Joel Atherton rides the bus every day to get to classes at the University of Vermont from his home in Essex Junction. A senior, Atherton makes sure to schedule his first classes late in the morning on a timetable that will work with his one-hour commute; he walks 15 minutes to the bus station, and the ride to campus takes another 45.
Without the bus? Atherton said, "I'd be in trouble."
Rosemary Cunningham uses the bus to go shopping and to keep medical appointments. Her daughter helps when she can, but she has a full-time job.
Mike Kusmit and his family don't have a car. The Burlington resident takes the bus to Price Chopper, to physical therapy appointments in Essex Junction, and just about everywhere else. His 7-year-old daughter rides it to school.
"If you want to go anywhere," Kusmit said, "it's the only way."
About half of the Burlington School District's children rely on CCTA buses to get to school.
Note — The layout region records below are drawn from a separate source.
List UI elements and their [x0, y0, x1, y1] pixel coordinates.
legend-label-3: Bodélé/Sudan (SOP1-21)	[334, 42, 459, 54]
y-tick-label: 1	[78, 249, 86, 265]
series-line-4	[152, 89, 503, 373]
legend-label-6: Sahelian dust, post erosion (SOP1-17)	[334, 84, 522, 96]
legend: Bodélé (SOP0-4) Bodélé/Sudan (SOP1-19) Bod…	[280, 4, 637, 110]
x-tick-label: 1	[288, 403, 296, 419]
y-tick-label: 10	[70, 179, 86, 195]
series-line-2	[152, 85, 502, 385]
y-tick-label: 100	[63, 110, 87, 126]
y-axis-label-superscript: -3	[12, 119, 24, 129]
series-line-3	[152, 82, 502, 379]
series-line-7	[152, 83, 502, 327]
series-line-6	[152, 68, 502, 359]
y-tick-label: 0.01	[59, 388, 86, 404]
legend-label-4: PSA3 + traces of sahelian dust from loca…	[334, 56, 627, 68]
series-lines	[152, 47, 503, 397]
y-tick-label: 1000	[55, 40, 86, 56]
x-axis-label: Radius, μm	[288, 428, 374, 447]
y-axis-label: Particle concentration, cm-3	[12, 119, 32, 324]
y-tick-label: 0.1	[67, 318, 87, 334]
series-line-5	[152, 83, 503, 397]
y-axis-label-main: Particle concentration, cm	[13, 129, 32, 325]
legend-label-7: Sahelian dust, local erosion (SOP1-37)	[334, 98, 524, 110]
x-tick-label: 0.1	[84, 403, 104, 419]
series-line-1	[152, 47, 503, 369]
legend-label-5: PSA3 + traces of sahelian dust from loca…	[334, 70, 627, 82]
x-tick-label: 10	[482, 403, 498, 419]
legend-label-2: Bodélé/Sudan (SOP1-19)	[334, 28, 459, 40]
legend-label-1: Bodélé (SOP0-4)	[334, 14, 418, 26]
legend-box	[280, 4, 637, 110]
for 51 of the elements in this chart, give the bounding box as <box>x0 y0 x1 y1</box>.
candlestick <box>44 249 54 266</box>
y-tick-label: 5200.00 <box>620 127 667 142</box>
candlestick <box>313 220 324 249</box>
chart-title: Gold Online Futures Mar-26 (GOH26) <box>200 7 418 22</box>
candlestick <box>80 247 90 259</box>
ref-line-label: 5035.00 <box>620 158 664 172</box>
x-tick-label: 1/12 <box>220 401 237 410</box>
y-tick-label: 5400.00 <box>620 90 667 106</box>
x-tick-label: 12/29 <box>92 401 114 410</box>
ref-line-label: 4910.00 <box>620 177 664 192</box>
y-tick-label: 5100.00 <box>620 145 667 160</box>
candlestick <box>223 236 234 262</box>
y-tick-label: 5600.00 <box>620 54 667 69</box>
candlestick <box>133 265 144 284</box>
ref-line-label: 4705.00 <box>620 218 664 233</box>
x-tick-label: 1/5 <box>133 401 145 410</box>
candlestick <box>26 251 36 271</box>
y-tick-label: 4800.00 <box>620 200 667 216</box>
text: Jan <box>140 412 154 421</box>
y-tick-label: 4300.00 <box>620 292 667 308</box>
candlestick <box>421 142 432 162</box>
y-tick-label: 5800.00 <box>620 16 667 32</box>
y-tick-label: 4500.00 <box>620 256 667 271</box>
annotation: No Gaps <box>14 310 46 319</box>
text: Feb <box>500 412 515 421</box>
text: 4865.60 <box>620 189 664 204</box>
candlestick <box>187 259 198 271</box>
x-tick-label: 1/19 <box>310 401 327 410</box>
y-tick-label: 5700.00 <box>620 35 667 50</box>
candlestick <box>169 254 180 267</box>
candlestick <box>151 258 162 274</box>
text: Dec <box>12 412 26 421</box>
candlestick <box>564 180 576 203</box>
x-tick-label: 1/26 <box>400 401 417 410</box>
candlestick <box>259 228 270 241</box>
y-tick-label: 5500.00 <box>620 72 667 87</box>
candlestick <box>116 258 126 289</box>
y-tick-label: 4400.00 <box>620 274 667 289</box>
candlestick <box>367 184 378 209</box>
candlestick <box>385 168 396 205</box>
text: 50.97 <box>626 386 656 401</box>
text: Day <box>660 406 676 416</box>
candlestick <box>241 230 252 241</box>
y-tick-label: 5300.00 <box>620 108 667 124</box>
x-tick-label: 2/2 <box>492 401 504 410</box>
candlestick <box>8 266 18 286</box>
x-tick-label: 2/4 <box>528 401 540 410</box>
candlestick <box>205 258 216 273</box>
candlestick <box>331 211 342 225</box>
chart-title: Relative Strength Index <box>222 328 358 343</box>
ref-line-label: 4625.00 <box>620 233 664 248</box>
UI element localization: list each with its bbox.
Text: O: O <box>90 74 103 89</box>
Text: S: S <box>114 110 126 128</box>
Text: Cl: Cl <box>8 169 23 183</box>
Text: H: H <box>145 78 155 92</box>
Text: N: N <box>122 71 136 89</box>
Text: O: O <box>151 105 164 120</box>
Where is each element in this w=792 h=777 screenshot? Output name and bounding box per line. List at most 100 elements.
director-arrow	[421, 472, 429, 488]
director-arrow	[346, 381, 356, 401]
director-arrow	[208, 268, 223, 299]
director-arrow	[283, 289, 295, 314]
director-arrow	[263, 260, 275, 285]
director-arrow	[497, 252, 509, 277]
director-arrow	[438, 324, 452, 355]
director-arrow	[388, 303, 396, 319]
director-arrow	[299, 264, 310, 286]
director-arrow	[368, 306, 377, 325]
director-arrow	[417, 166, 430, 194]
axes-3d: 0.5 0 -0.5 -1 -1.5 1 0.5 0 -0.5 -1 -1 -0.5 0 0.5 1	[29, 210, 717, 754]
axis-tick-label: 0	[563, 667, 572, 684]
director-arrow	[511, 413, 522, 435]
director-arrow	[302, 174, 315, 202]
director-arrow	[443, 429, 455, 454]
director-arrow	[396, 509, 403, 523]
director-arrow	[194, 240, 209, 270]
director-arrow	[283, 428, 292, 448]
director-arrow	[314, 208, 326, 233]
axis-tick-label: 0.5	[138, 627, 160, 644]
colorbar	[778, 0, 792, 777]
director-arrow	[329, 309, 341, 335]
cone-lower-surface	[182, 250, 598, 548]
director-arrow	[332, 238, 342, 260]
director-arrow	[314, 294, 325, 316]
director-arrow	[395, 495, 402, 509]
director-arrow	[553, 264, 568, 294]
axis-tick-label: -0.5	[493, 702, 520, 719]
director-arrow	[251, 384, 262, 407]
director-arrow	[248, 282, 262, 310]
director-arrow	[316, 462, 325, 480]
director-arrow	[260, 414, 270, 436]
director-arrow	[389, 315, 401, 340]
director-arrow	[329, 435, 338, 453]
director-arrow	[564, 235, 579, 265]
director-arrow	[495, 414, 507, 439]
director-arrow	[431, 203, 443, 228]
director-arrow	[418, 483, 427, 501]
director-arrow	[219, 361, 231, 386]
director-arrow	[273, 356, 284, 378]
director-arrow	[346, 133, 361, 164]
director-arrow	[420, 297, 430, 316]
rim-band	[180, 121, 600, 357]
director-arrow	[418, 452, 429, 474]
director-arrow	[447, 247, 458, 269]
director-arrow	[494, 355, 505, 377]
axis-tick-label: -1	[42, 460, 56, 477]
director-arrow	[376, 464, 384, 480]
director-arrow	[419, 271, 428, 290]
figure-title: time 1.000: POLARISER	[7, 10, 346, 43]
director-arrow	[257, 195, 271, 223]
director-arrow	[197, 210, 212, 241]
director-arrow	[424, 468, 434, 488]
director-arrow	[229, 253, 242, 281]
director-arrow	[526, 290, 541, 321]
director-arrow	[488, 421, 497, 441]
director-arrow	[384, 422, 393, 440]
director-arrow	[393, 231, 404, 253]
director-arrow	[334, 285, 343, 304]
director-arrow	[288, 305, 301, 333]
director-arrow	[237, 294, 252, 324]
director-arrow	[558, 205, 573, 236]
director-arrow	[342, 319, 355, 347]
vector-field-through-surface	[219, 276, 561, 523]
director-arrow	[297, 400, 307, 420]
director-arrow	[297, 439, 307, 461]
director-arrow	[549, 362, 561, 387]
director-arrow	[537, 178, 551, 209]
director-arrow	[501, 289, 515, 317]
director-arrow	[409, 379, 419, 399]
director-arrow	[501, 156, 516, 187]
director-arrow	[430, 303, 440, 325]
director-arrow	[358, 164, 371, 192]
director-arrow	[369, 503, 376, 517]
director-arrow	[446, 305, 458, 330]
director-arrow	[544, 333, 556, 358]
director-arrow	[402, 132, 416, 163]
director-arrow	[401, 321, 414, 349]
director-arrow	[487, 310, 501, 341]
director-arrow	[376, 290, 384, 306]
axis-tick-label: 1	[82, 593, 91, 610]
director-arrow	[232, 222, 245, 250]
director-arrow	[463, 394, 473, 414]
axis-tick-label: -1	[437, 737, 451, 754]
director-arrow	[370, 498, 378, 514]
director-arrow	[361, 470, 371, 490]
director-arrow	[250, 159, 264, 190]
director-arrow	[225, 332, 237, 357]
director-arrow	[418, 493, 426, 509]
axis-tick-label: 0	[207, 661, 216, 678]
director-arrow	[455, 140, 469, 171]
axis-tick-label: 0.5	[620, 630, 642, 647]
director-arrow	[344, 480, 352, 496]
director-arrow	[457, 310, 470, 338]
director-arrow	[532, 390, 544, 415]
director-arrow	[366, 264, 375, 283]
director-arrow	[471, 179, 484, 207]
Superintendent Jeanne Collins said her office has only recently begun contemplating how it would respond to a strike. The district might try to lease unused buses from other districts, but that could be costly, she said, and it is unclear how many free buses would be available halfway through the school year. They may also set up carpooling arrangements.
"We're doing our due diligence," Collins said.
At the HowardCenter in downtown Burlington, many clients rely on buses to get to counseling, substance-abuse treatment and other services. Bob Bick, director of mental health and substance-abuse services, said he and his colleagues are monitoring the unfolding situation. Neither the bus company nor the union has reached out to them.
"I would hope that we could receive some definitive advance notice if there will be a disruption in service," Bick said, "to allow us to try and minimize the impact."
Mayor Weinberger initially agreed to an interview about the negotiations but, citing "the sensitivity of collective bargaining negotiations and the fact that the city is not a participant in those negotiations," issued a statement and declined additional comment.